The central character is Doctor Lewin Carey, a successful London physician whose professional life is built on his reputation for medical skill and his social standing among the wealthy patients who can afford his services. Carey becomes involved in a complicated romantic and moral situation involving a young woman named Edana whose husband is dying of alcoholism and whose own future hangs on various decisions that Carey will be required to make in his professional capacity. The play works through the conflict between Carey’s professional duties, his personal feelings, and the various social pressures that surround the situation.
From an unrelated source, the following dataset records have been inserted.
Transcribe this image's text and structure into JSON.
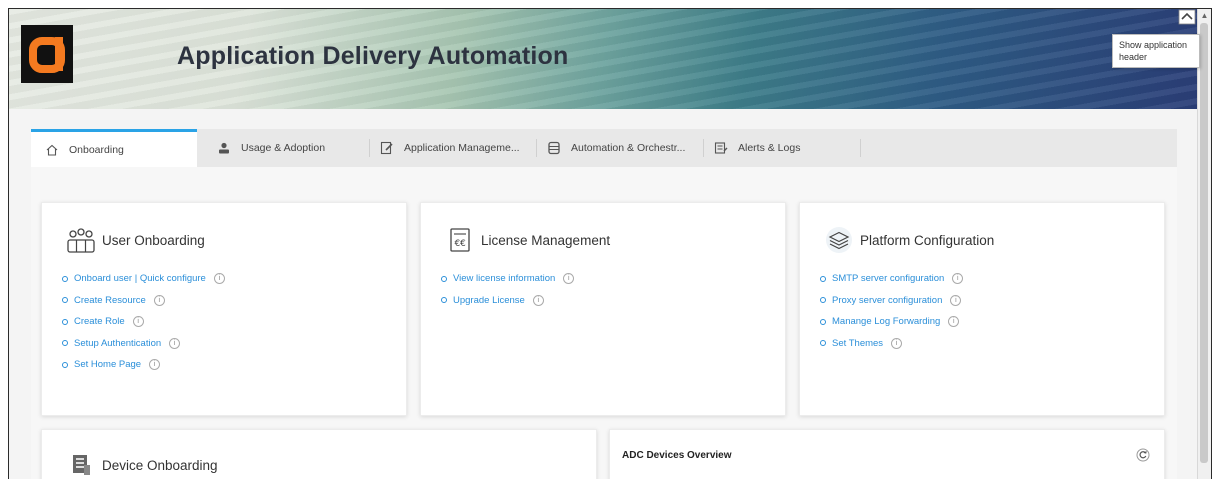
{
  "header": {
    "title": "Application Delivery Automation",
    "logo_icon": "a-logo-icon",
    "collapse_icon": "chevron-up-icon",
    "tooltip": "Show application header"
  },
  "tabs": [
    {
      "label": "Onboarding",
      "icon": "home-icon",
      "active": true
    },
    {
      "label": "Usage & Adoption",
      "icon": "user-icon",
      "active": false
    },
    {
      "label": "Application Manageme...",
      "icon": "edit-icon",
      "active": false
    },
    {
      "label": "Automation & Orchestr...",
      "icon": "database-icon",
      "active": false
    },
    {
      "label": "Alerts & Logs",
      "icon": "log-icon",
      "active": false
    }
  ],
  "cards": {
    "user_onboarding": {
      "title": "User Onboarding",
      "icon": "users-icon",
      "links": [
        "Onboard user | Quick configure",
        "Create Resource",
        "Create Role",
        "Setup Authentication",
        "Set Home Page"
      ]
    },
    "license_management": {
      "title": "License Management",
      "icon": "license-icon",
      "links": [
        "View license information",
        "Upgrade License"
      ]
    },
    "platform_configuration": {
      "title": "Platform Configuration",
      "icon": "layers-icon",
      "links": [
        "SMTP server configuration",
        "Proxy server configuration",
        "Manange Log Forwarding",
        "Set Themes"
      ]
    },
    "device_onboarding": {
      "title": "Device Onboarding",
      "icon": "device-icon"
    },
    "adc_overview": {
      "title": "ADC Devices Overview",
      "icon": "refresh-icon"
    }
  },
  "info_glyph": "i",
  "colors": {
    "accent": "#2aa3e6",
    "link": "#2b8fd9",
    "logo_orange": "#f47a20"
  }
}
Jones was working in the mode of serious social drama that the better English playwrights of the 1890s were developing under the influence of Ibsen and the continental theatrical experiments of the period. The Physician takes seriously the moral and professional questions it raises about the responsibilities of doctors, the limits of medical confidentiality, and the conflict between professional duty and personal involvement. The treatment is more substantial than the conventional medical melodrama of the period had been and reflects the growing sophistication of late Victorian theatrical writing on serious subjects.

The play was successful in its original production and was performed in various subsequent productions during the decade after its premiere. It belongs to the substantial body of late Victorian English social drama that took up contemporary professional and moral questions and treated them at greater length and depth than the conventions of earlier Victorian theatre had permitted.

The play runs about a hundred pages in standard published form. Jones produced more than sixty plays across his career and several of them dealt with similar themes of professional responsibility and moral conflict in contemporary English society. For readers interested in late Victorian and Edwardian English drama on serious social and ethical subjects, this is one of the more substantial examples. It pairs naturally with Jones’s other major plays.